3. What do you think of the Milwaukee music scene?
I think the Milwaukee music scene is getting better, it’s growing. I would contribute that to all the new things popping up in Milwaukee; we have Milwaukee Hip Hop Week,
4. How are you perfecting your performances? You have a very strong stage presence
I watch my performances relentlessly like football players watch their plays. I’m my worst critic. I experience a show from an artist’s perspective. After experiencing that, I go back and look at the videos so I can look at it from your perspective, from you being in the crowd. I meditate for like five minutes, clear my head, and I say to myself, “Now I’m watching this and I don’t know Kia Rap Princess.” Would I be impressed? What do I notice? I look at it from that perspective and I critique myself. I tear myself down and say, “Ooo, you were tired when you got to this song. You need to drink water.” It also comes from not having “yes people” around me.
Me and Kaylee
5. When is your next release?
In March I’m releasing the single “It’s Our Time” with Kaylee Crossfire, a "Best of Both Worlds" release. As a solo effort, I should be releasing “Shark in the Water.” I’m releasing 12 singles this year, that’s my goal.

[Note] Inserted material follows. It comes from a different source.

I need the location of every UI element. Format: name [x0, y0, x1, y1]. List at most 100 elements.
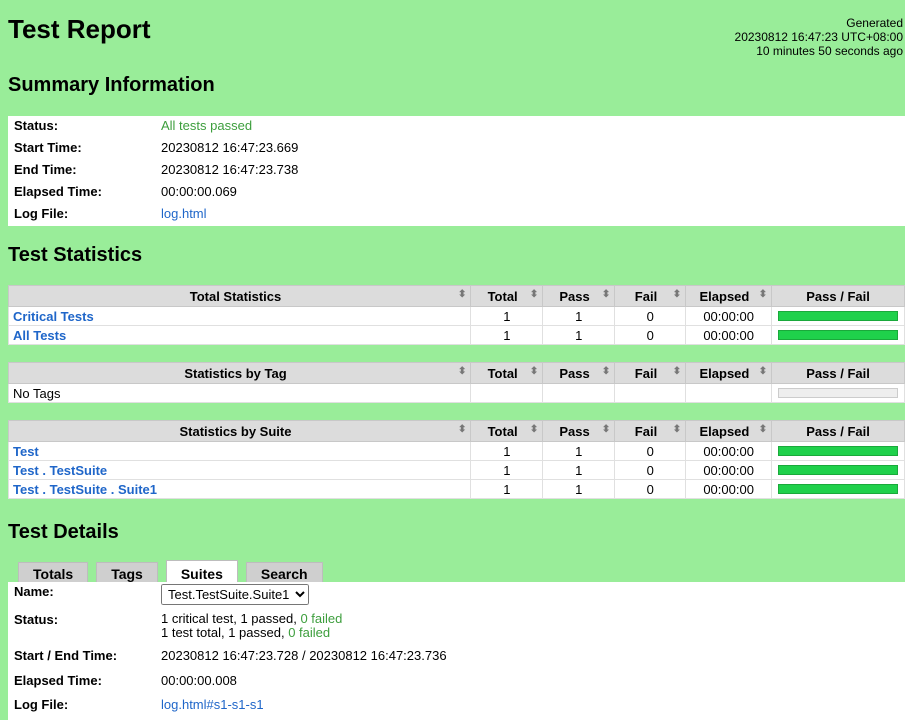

The first one dropped in January called “Grateful” is with a super dope talented Christian hip-hop artist Under5. “Grateful” is more so inspirational, not off a hip-hop beat, almost gospel track. This time I’m sinking my teeth in, getting into the gritty, going back to that three-verse structure and really feeding the fans. Real music, though. It speaks to where you are in your wilderness, whatever that is. You may have something you haven’t told nobody about that you’re dealing with and looking at your creator saying, “When is this going to end? When is my promise coming?” It’s easy for us to look for the land of milk and honey, but we’re not appreciating what the creator is doing for us in the time of our wilderness. We’ll neglect the fact we still have a roof over our heads, the simple things and we’ll ride past some people living under a bridge. But we’re in our wilderness though, we think WE’RE in the wilderness. Everyone has their own wilderness. “Grateful” speaks to being grateful to where you are so when you get to that point you’re trying to go, the finish line, that new job, whatever your goal is, you can appreciate where you are. “I just came out of all that, I’m grateful.”